Michele had no ladder to climb, no promotions to seek, not even a yearly performance assessment to evaluate progress. She had to be content with my hapless verbal (and infrequent) praise. She did not have a boss or a timeclock in the background, making sure she’s doing the right things and making progress every day. She had to be self-motivated and keep to her schedule. She had to wait multiple years to see the results of her work, wondering with fear and trepidation year after year if the children are performing to their grade level. This is harder than it seems. Kudos to Michele for keeping pace and getting stuff done without someone looking over her shoulder all these years.
Homeschooling requires collaboration with a variety of personalities, including immature, uncooperative, and sometimes unmotivated youngsters. It takes coaxing, coercion, or other forms of manipulation to accomplish tasks. Somehow Michele managed to succeed and get the kids graduated. Michele used to say her B.A. Marketing degree from Iowa State University served her well all those days when she had to motivate and convince.
A Greater Accomplishment
As I near retirement, I am starting to reflect on the best parts of my career as an engineer. However, no one accomplishment holds a candle to those achieved by my wife. Over the course of my 35 years, I helped design widgets and win business to build new widgets. Michele’s accomplishments are on another level. She built young adults. Pretty much everything our children know and have accomplished is a direct result of her work.
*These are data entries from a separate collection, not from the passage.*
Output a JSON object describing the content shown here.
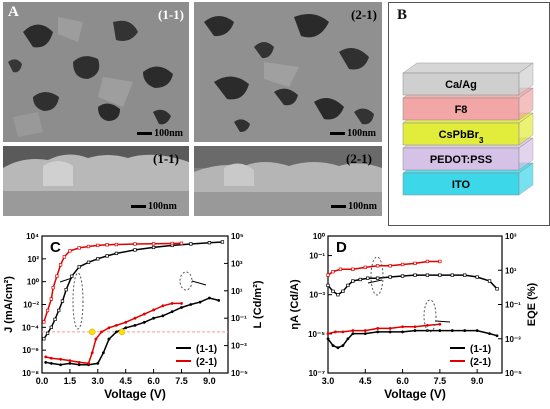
{
  "panelA": {
    "label": "A",
    "top_left": {
      "sample": "(1-1)",
      "scale": "100nm"
    },
    "top_right": {
      "sample": "(2-1)",
      "scale": "100nm"
    },
    "bottom_left": {
      "sample": "(1-1)",
      "scale": "100nm"
    },
    "bottom_right": {
      "sample": "(2-1)",
      "scale": "100nm"
    }
  },
  "panelB": {
    "label": "B",
    "layers": [
      {
        "name": "Ca/Ag",
        "color": "#cfcfcf"
      },
      {
        "name": "F8",
        "color": "#f2a6a6"
      },
      {
        "name": "CsPbBr",
        "sub": "3",
        "color": "#e2ec3a"
      },
      {
        "name": "PEDOT:PSS",
        "color": "#d6c2e6"
      },
      {
        "name": "ITO",
        "color": "#3dd7ea"
      }
    ]
  },
  "chart_data": [
    {
      "type": "line",
      "label": "C",
      "xlabel": "Voltage (V)",
      "ylabel_left": "J (mA/cm²)",
      "ylabel_right": "L (Cd/m²)",
      "xlim": [
        0,
        10
      ],
      "xticks": [
        "0.0",
        "1.5",
        "3.0",
        "4.5",
        "6.0",
        "7.5",
        "9.0"
      ],
      "xtick_values": [
        0,
        1.5,
        3,
        4.5,
        6,
        7.5,
        9
      ],
      "left_axis": {
        "scale": "log",
        "lim": [
          1e-08,
          10000.0
        ],
        "ticks": [
          "10⁻⁸",
          "10⁻⁶",
          "10⁻⁴",
          "10⁻²",
          "10⁰",
          "10²",
          "10⁴"
        ],
        "tick_values": [
          1e-08,
          1e-06,
          0.0001,
          0.01,
          1,
          100,
          10000
        ]
      },
      "right_axis": {
        "scale": "log",
        "lim": [
          1e-05,
          100000.0
        ],
        "ticks": [
          "10⁻⁵",
          "10⁻³",
          "10⁻¹",
          "10¹",
          "10³",
          "10⁵"
        ],
        "tick_values": [
          1e-05,
          0.001,
          0.1,
          10,
          1000,
          100000
        ]
      },
      "legend": {
        "position": "bottom-right",
        "entries": [
          "(1-1)",
          "(2-1)"
        ]
      },
      "series": [
        {
          "name": "(1-1)",
          "color": "#000000",
          "axis": "left",
          "x": [
            0.1,
            0.3,
            0.5,
            0.7,
            0.9,
            1.1,
            1.3,
            1.6,
            2.0,
            2.5,
            3.0,
            3.5,
            4.0,
            5.0,
            6.0,
            7.0,
            8.0,
            9.0,
            9.7
          ],
          "y": [
            1e-05,
            3e-05,
            0.0001,
            0.0005,
            0.003,
            0.02,
            0.2,
            3,
            20,
            50,
            100,
            180,
            300,
            600,
            1000,
            1500,
            2000,
            2600,
            3000
          ]
        },
        {
          "name": "(2-1)",
          "color": "#e00000",
          "axis": "left",
          "x": [
            0.1,
            0.3,
            0.5,
            0.6,
            0.8,
            1.0,
            1.2,
            1.5,
            2.0,
            2.5,
            3.0,
            3.5,
            4.0,
            5.0,
            6.0,
            7.0,
            7.5
          ],
          "y": [
            0.0003,
            0.003,
            0.03,
            0.3,
            3,
            30,
            150,
            500,
            900,
            1200,
            1500,
            1700,
            1800,
            2000,
            2100,
            2200,
            2300
          ]
        },
        {
          "name": "(1-1)",
          "color": "#000000",
          "axis": "right",
          "x": [
            0.2,
            0.5,
            1.0,
            1.5,
            2.0,
            2.5,
            3.0,
            3.3,
            3.6,
            4.0,
            4.5,
            5.0,
            5.5,
            6.0,
            6.5,
            7.0,
            7.5,
            8.0,
            8.5,
            9.0,
            9.5
          ],
          "y": [
            6e-05,
            5e-05,
            4e-05,
            5e-05,
            4e-05,
            4e-05,
            5e-05,
            0.0003,
            0.003,
            0.01,
            0.02,
            0.03,
            0.05,
            0.1,
            0.15,
            0.3,
            0.6,
            1,
            1.5,
            3,
            2
          ]
        },
        {
          "name": "(2-1)",
          "color": "#e00000",
          "axis": "right",
          "x": [
            0.2,
            0.5,
            1.0,
            1.5,
            2.0,
            2.5,
            2.7,
            2.9,
            3.2,
            3.6,
            4.0,
            4.5,
            5.0,
            5.5,
            6.0,
            6.5,
            7.0,
            7.5
          ],
          "y": [
            0.00015,
            0.00012,
            0.0001,
            8e-05,
            6e-05,
            5e-05,
            0.0003,
            0.003,
            0.01,
            0.02,
            0.03,
            0.05,
            0.1,
            0.2,
            0.4,
            0.8,
            1.2,
            1.2
          ]
        }
      ],
      "reference_line": {
        "axis": "right",
        "y": 0.01,
        "color": "#ff9999"
      },
      "markers": [
        {
          "x": 2.7,
          "y": 0.01,
          "color": "#ffe000"
        },
        {
          "x": 4.3,
          "y": 0.01,
          "color": "#ffe000"
        }
      ]
    },
    {
      "type": "line",
      "label": "D",
      "xlabel": "Voltage (V)",
      "ylabel_left": "ηA (Cd/A)",
      "ylabel_right": "EQE (%)",
      "xlim": [
        3,
        10
      ],
      "xticks": [
        "3.0",
        "4.5",
        "6.0",
        "7.5",
        "9.0"
      ],
      "xtick_values": [
        3,
        4.5,
        6,
        7.5,
        9
      ],
      "left_axis": {
        "scale": "log",
        "lim": [
          1e-07,
          1
        ],
        "ticks": [
          "10⁻⁷",
          "10⁻⁵",
          "10⁻³",
          "10⁻¹"
        ],
        "tick_values": [
          1e-07,
          1e-05,
          0.001,
          0.1
        ]
      },
      "left_axis_extra": {
        "tick": "10⁰",
        "value": 1
      },
      "right_axis": {
        "scale": "log",
        "lim": [
          1e-05,
          1000
        ],
        "ticks": [
          "10⁻⁵",
          "10⁻³",
          "10⁻¹",
          "10¹",
          "10³"
        ],
        "tick_values": [
          1e-05,
          0.001,
          0.1,
          10,
          1000
        ]
      },
      "legend": {
        "position": "bottom-right",
        "entries": [
          "(1-1)",
          "(2-1)"
        ]
      },
      "series": [
        {
          "name": "(1-1)",
          "color": "#000000",
          "axis": "left",
          "x": [
            3.0,
            3.2,
            3.4,
            3.6,
            3.8,
            4.0,
            4.3,
            4.6,
            5.0,
            5.5,
            6.0,
            6.5,
            7.0,
            7.5,
            8.0,
            8.5,
            9.0,
            9.5,
            9.8
          ],
          "y": [
            0.003,
            0.0015,
            0.001,
            0.0015,
            0.003,
            0.005,
            0.006,
            0.007,
            0.007,
            0.008,
            0.009,
            0.01,
            0.01,
            0.01,
            0.01,
            0.01,
            0.008,
            0.005,
            0.002
          ]
        },
        {
          "name": "(2-1)",
          "color": "#e00000",
          "axis": "left",
          "x": [
            3.0,
            3.2,
            3.5,
            4.0,
            4.5,
            5.0,
            5.5,
            6.0,
            6.5,
            7.0,
            7.5
          ],
          "y": [
            0.01,
            0.015,
            0.02,
            0.02,
            0.025,
            0.03,
            0.03,
            0.035,
            0.04,
            0.05,
            0.05
          ]
        },
        {
          "name": "(1-1)",
          "color": "#000000",
          "axis": "right",
          "x": [
            3.0,
            3.2,
            3.4,
            3.6,
            3.8,
            4.0,
            4.5,
            5.0,
            5.5,
            6.0,
            6.5,
            7.0,
            7.5,
            8.0,
            8.5,
            9.0,
            9.5,
            9.8
          ],
          "y": [
            0.001,
            0.0004,
            0.0003,
            0.0004,
            0.001,
            0.002,
            0.002,
            0.0025,
            0.0025,
            0.0025,
            0.003,
            0.003,
            0.003,
            0.003,
            0.003,
            0.003,
            0.002,
            0.0015
          ]
        },
        {
          "name": "(2-1)",
          "color": "#e00000",
          "axis": "right",
          "x": [
            3.0,
            3.3,
            3.6,
            4.0,
            4.5,
            5.0,
            5.5,
            6.0,
            6.5,
            7.0,
            7.5
          ],
          "y": [
            0.002,
            0.0025,
            0.0025,
            0.003,
            0.003,
            0.004,
            0.004,
            0.005,
            0.005,
            0.006,
            0.007
          ]
        }
      ]
    }
  ]
}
She taught them the fundamental concepts of reading, writing, and mathematics. She made them do their assignments, sound out difficult words, and apply themselves, all while providing loving support as only a mother can.
Each of our children reflects Michele’s unique blend of strong work ethic, quick learning, and unselfish compassion. They do not attend Ivy League schools, but they have found success in their own right. They are the kinds of citizens any president, governor, mayor, school superintendent would want. They give back to their communities, help other people, figure things out without being dependent on others, and seek justice for the oppressed and needy. They are witty, intelligent, humorous and good-natured. Was Michele’s homeschooling career fulfilling? The lives of her children testify an emphatic “Yes!” in all areas. What other reward can be as rich as that?
Michele, thank you for your years of service! Congratulations on a job well done!